The long-awaited final report by Independent Counsel David Barrett, to be released today, was severely censored by court order but not enough to sufficiently obscure its importance. As long forecast, it alleges serious corruption in the Clinton administration’s Justice Department and Internal Revenue Service (IRS). The question is what was contained in 120 pages removed by the judges.
These allegations explain why Barrett finally has closed down after 10 years the last prosecution under the lapsed independent counsel statute. Its target, Henry Cisneros, long ago resigned as secretary of Housing and Urban Development in a plea bargain after admitting he lied to FBI interrogators to gain Senate confirmation. What kept Barrett in business was what he and his prosecutors contend is a Clinton administration cover-up of income tax evasion charges against Cisneros.
Not only Barrett’s stubbornness but also a tip from an IRS whistle-blower in San Antonio, Texas, meant the case did not end with Cisneros’s personal disgrace. But for now, the cover-up has succeeded. No tax prosecution was brought against Cisneros, and IRS conduct has not been questioned. Friends describe Barrett, a Republican lawyer from Washington, as feeling at age 68 that he has failed fully to uncover the scandal and that it is now up to Congress to get out the truth.
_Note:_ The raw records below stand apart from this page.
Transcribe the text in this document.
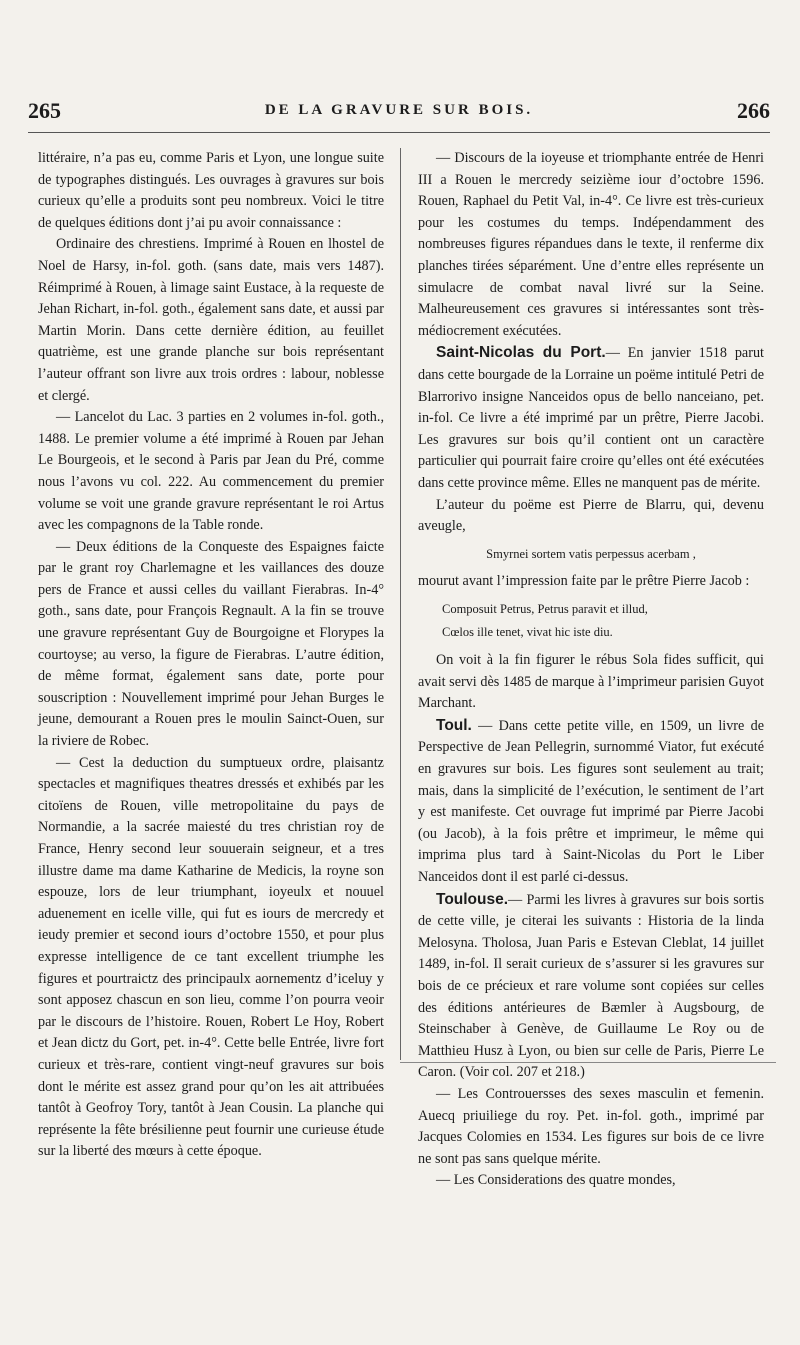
265	DE LA GRAVURE SUR BOIS.	266

littéraire, n’a pas eu, comme Paris et Lyon, une longue suite de typographes distingués. Les ouvrages à gravures sur bois curieux qu’elle a produits sont peu nombreux. Voici le titre de quelques éditions dont j’ai pu avoir connaissance :

Ordinaire des chrestiens. Imprimé à Rouen en lhostel de Noel de Harsy, in-fol. goth. (sans date, mais vers 1487). Réimprimé à Rouen, à limage saint Eustace, à la requeste de Jehan Richart, in-fol. goth., également sans date, et aussi par Martin Morin. Dans cette dernière édition, au feuillet quatrième, est une grande planche sur bois représentant l’auteur offrant son livre aux trois ordres : labour, noblesse et clergé.

— Lancelot du Lac. 3 parties en 2 volumes in-fol. goth., 1488. Le premier volume a été imprimé à Rouen par Jehan Le Bourgeois, et le second à Paris par Jean du Pré, comme nous l’avons vu col. 222. Au commencement du premier volume se voit une grande gravure représentant le roi Artus avec les compagnons de la Table ronde.

— Deux éditions de la Conqueste des Espaignes faicte par le grant roy Charlemagne et les vaillances des douze pers de France et aussi celles du vaillant Fierabras. In-4° goth., sans date, pour François Regnault. A la fin se trouve une gravure représentant Guy de Bourgoigne et Florypes la courtoyse; au verso, la figure de Fierabras. L’autre édition, de même format, également sans date, porte pour souscription : Nouvellement imprimé pour Jehan Burges le jeune, demourant a Rouen pres le moulin Sainct-Ouen, sur la riviere de Robec.

— Cest la deduction du sumptueux ordre, plaisantz spectacles et magnifiques theatres dressés et exhibés par les citoïens de Rouen, ville metropolitaine du pays de Normandie, a la sacrée maiesté du tres christian roy de France, Henry second leur souuerain seigneur, et a tres illustre dame ma dame Katharine de Medicis, la royne son espouze, lors de leur triumphant, ioyeulx et nouuel aduenement en icelle ville, qui fut es iours de mercredy et ieudy premier et second iours d’octobre 1550, et pour plus expresse intelligence de ce tant excellent triumphe les figures et pourtraictz des principaulx aornementz d’iceluy y sont apposez chascun en son lieu, comme l’on pourra veoir par le discours de l’histoire. Rouen, Robert Le Hoy, Robert et Jean dictz du Gort, pet. in-4°. Cette belle Entrée, livre fort curieux et très-rare, contient vingt-neuf gravures sur bois dont le mérite est assez grand pour qu’on les ait attribuées tantôt à Geofroy Tory, tantôt à Jean Cousin. La planche qui représente la fête brésilienne peut fournir une curieuse étude sur la liberté des mœurs à cette époque.

— Discours de la ioyeuse et triomphante entrée de Henri III a Rouen le mercredy seizième iour d’octobre 1596. Rouen, Raphael du Petit Val, in-4°. Ce livre est très-curieux pour les costumes du temps. Indépendamment des nombreuses figures répandues dans le texte, il renferme dix planches tirées séparément. Une d’entre elles représente un simulacre de combat naval livré sur la Seine. Malheureusement ces gravures si intéressantes sont très-médiocrement exécutées.

Saint-Nicolas du Port.— En janvier 1518 parut dans cette bourgade de la Lorraine un poëme intitulé Petri de Blarrorivo insigne Nanceidos opus de bello nanceiano, pet. in-fol. Ce livre a été imprimé par un prêtre, Pierre Jacobi. Les gravures sur bois qu’il contient ont un caractère particulier qui pourrait faire croire qu’elles ont été exécutées dans cette province même. Elles ne manquent pas de mérite.

L’auteur du poëme est Pierre de Blarru, qui, devenu aveugle,

Smyrnei sortem vatis perpessus acerbam ,

mourut avant l’impression faite par le prêtre Pierre Jacob :

Composuit Petrus, Petrus paravit et illud,
Cœlos ille tenet, vivat hic iste diu.

On voit à la fin figurer le rébus Sola fides sufficit, qui avait servi dès 1485 de marque à l’imprimeur parisien Guyot Marchant.

Toul. — Dans cette petite ville, en 1509, un livre de Perspective de Jean Pellegrin, surnommé Viator, fut exécuté en gravures sur bois. Les figures sont seulement au trait; mais, dans la simplicité de l’exécution, le sentiment de l’art y est manifeste. Cet ouvrage fut imprimé par Pierre Jacobi (ou Jacob), à la fois prêtre et imprimeur, le même qui imprima plus tard à Saint-Nicolas du Port le Liber Nanceidos dont il est parlé ci-dessus.

Toulouse.— Parmi les livres à gravures sur bois sortis de cette ville, je citerai les suivants : Historia de la linda Melosyna. Tholosa, Juan Paris e Estevan Cleblat, 14 juillet 1489, in-fol. Il serait curieux de s’assurer si les gravures sur bois de ce précieux et rare volume sont copiées sur celles des éditions antérieures de Bæmler à Augsbourg, de Steinschaber à Genève, de Guillaume Le Roy ou de Matthieu Husz à Lyon, ou bien sur celle de Paris, Pierre Le Caron. (Voir col. 207 et 218.)

— Les Controuersses des sexes masculin et femenin. Auecq priuiliege du roy. Pet. in-fol. goth., imprimé par Jacques Colomies en 1534. Les figures sur bois de ce livre ne sont pas sans quelque mérite.

— Les Considerations des quatre mondes,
This probably would have been just another undiscovered scandal had the whistle not been blown by John J. Filan, chief of the IRS’s Criminal Investigation Division in the South Texas District. In a March 31, 1997, memo, Filan expressed outrage that the IRS chief counsel’s office in Washington on Jan. 15 had pulled a tax evasion case out of San Antonio because it required "centralized review." Told to "box up" his evidence and send it to Washington, Filan wrote: "I am not aware of any other criminal tax cases that have been pulled from experienced District Counsel attorneys."
With the case now in Washington, the IRS declined to prosecute. In a second memo on April 25, Filan said IRS Assistant Chief Counsel Barry Finkelstein’s conclusions "are just plain wrong." Payments to Cisneros’s former mistress and money spent for other purposes exceeded declared income, said the whistle-blower, and "clearly proves Cisneros knowingly and willingly signed and filed false and fraudulent income tax returns" for 1991, 1992 and 1993.
That launched Barrett on four frustrating years of attempting tax evasion prosecution in the face of Attorney General Janet Reno’s obstructions. Permitted by Reno to focus on only one year, the independent counsel could not make the case of extended tax evasion.
According to people with access to Barrett’s draft, it goes into intense detail about this obstruction and on the unprecedented seizure of the Cisneros tax case by the IRS in Washington. That much in the 400-page report has survived the three senior federal appellate judges with supervising authority over the independent counsel.
Nevertheless, the question remains what three judges — David Sentelle (D.C.), Thomas Reavley (Texas) and Peter Fay (Florida) — blacked out in 120 pages worth of redactions. Even after the report is released, Barrett and his lawyers would face judicial sanctions if they disclosed anything that was redacted.
The three judges have lawyer-like arguments in favor of suppressing so much material. For example, they claim the Barrett report on Cisneros should not contain evidence that was collected after the plea bargain with Cisneros.
However, the judges have established an exception, or rather 535 exceptions, to the rule that nobody can see what has been redacted. Any member of Congress can read it merely by asking. Any such lawmaker, who believes American taxpayers should see the product of $23 million in expenditures, presumably could then publish the material without fear of legal sanction.
But will any senator or House member do it? Nobody is interested in further prosecution of Henry Cisneros, an exceptional public figure who might well have become the first Hispanic-American governor of Texas and perhaps even president of the United States. Rather, an unredacted Barrett report is an opportunity to observe how the Internal Revenue Service decides when to prosecute, a place where Congress until now has feared to venture.